When city life paled there were always plenty of activities in the countryside beyond - house parties, horse and motor racing, and the usual round of rural sports. The Irish love for hyperbole was frequently manifest in their social engagements. At a pre-party dinner party, one of a dozen or more given throughout Dublin on the occasion of a party given by Lady Oranmore and Brown, I sat next to a Persian princess across from the scion of a wealthy Egyptian family. As my friend and I swung up the long drive to our host's house in his sports car afterwards, we passed an abandoned Rolls Royce which had failed to make a curve and lay forlornly on its side in a thicket of bracken. In the great hall, where tables were heaped with food in a manner reminiscent of the Romans, the American pop group, The Loving Spoonful, entertained, whilst members of the Rolling Stones dressed as wizards mingled with the money. Not long after midnight, in search of a bathroom, I stumbled into a small room lit only by a candle on a long table, about which sat a dozen or so individuals in black gowns, as if a Puritan committee deliberating some dreadful insult to the sabbath, passing marijuana joints.
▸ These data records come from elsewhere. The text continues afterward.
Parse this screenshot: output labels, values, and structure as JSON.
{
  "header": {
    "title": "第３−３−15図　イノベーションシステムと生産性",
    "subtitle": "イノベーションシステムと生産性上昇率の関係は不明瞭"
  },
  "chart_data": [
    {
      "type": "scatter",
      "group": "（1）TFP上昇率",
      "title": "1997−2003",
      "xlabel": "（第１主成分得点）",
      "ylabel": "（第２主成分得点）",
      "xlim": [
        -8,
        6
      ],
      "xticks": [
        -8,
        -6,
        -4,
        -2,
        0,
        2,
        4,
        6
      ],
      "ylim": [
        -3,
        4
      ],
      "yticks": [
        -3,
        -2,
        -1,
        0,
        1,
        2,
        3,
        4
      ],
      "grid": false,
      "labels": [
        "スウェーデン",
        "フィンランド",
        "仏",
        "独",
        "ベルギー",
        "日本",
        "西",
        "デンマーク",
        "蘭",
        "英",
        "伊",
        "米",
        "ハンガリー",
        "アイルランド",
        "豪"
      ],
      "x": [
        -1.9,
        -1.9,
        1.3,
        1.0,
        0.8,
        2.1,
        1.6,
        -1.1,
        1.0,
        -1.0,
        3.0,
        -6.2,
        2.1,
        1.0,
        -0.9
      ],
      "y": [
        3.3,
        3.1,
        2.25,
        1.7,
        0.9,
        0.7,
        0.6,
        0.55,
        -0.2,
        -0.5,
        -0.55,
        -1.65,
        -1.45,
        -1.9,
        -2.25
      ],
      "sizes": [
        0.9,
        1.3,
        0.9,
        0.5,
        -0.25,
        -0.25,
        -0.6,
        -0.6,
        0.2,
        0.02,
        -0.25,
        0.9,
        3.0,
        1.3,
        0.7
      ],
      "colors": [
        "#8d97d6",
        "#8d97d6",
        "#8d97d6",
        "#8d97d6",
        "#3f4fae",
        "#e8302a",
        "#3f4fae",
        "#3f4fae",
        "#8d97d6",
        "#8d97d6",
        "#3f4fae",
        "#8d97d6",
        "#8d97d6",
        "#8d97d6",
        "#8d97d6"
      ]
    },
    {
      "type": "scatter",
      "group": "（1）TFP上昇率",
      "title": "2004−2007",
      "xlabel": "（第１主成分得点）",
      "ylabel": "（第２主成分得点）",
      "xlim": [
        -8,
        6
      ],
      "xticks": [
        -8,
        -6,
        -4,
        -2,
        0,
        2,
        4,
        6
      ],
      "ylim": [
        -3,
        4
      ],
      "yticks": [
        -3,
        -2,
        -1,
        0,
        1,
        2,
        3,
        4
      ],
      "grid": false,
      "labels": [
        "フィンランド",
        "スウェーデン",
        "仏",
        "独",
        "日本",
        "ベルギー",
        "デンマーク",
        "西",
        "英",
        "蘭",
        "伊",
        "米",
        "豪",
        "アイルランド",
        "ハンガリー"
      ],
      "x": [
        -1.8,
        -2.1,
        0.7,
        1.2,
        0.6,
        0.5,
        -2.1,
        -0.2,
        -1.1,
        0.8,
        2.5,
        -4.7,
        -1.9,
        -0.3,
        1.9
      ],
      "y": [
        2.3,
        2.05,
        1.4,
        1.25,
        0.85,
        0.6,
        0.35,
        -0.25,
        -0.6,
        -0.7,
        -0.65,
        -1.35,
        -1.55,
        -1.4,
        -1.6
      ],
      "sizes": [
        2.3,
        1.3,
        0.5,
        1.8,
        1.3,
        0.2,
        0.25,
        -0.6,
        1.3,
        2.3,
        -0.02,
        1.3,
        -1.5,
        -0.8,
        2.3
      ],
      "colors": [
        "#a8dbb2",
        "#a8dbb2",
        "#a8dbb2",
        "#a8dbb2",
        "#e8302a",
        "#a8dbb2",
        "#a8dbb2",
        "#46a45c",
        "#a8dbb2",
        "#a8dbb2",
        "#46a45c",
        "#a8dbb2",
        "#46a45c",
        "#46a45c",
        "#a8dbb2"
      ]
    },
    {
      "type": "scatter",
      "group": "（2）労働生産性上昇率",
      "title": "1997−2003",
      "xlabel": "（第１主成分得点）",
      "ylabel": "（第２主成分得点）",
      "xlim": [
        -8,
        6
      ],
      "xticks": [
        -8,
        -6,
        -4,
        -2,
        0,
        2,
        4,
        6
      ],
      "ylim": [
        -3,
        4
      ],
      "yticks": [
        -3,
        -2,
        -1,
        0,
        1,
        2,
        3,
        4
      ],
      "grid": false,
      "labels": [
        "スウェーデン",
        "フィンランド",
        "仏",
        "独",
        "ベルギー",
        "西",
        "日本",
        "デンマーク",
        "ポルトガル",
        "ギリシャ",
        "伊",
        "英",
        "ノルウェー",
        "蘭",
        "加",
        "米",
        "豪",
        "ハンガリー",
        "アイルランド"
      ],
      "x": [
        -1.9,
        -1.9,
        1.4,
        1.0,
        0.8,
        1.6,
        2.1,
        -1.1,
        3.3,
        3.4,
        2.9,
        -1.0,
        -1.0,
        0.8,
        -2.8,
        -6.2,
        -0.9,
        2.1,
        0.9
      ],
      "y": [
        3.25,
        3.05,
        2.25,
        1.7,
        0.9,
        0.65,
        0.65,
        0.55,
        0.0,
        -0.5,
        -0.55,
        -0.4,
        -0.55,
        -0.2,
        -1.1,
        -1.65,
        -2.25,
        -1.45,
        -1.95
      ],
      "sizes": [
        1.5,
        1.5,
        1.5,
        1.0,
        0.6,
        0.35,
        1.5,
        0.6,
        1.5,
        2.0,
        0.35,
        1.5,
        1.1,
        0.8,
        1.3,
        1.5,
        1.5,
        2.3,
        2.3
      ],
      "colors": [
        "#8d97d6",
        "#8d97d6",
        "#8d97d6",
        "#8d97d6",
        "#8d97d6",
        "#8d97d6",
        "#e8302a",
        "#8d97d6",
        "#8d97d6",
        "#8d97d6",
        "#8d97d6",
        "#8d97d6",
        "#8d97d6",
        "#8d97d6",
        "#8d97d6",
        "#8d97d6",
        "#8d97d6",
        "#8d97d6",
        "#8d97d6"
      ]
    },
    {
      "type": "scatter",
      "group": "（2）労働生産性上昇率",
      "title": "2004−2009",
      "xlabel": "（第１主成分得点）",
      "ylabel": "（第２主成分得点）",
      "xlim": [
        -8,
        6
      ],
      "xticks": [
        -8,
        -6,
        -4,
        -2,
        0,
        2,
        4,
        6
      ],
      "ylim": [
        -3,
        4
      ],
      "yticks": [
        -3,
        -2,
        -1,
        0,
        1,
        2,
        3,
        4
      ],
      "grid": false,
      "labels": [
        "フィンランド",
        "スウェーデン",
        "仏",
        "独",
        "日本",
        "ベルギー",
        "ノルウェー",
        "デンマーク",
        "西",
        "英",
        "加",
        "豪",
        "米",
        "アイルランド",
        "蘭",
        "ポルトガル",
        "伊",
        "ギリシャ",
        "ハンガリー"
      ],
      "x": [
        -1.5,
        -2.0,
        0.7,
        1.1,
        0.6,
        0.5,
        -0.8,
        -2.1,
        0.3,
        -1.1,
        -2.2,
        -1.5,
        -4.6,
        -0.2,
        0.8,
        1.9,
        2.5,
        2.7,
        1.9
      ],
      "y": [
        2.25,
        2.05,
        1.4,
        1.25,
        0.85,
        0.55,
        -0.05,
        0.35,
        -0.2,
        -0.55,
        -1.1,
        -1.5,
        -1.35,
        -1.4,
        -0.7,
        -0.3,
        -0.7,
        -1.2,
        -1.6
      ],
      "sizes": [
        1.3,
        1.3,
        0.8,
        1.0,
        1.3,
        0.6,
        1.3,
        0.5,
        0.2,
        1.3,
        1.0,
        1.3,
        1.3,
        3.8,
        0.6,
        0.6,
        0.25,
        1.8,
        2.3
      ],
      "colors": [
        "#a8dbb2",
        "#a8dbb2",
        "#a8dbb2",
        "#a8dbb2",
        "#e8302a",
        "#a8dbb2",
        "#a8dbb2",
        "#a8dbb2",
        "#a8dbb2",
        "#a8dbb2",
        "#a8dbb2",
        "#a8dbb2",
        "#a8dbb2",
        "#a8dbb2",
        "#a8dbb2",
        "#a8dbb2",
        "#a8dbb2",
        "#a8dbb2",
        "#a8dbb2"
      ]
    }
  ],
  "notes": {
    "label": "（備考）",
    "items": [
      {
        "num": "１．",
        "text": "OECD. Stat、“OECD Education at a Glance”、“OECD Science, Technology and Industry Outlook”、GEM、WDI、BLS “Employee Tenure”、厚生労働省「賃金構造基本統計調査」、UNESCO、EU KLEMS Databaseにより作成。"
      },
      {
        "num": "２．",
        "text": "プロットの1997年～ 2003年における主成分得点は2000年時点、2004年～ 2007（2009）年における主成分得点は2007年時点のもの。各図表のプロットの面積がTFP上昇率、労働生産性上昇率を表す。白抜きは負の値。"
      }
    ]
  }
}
At my clumsy entrance, they cast withering glances of scorn and I beat a hasty retreat. Having lost track of my ride home, I threw myself on the mercy of a footman, who graciously led me to a room with a gargantuan four-poster. Late the next morning, I struggled awake as another footman respectfully approached the bed, in one white-gloved hand a silver tray, on it a large Bloody Mary.
Of my academic life, there is little to report. The sole requirement was attendance at five lectures a week. This was easily fulfilled, and such reading as was ordered readily accommodated on nights bereft of other diversion. So unchallenging was the regimen that I cannot recall a single scene from it. Clearly this presented insufficient intellectual stimulus to hold my interest for four years.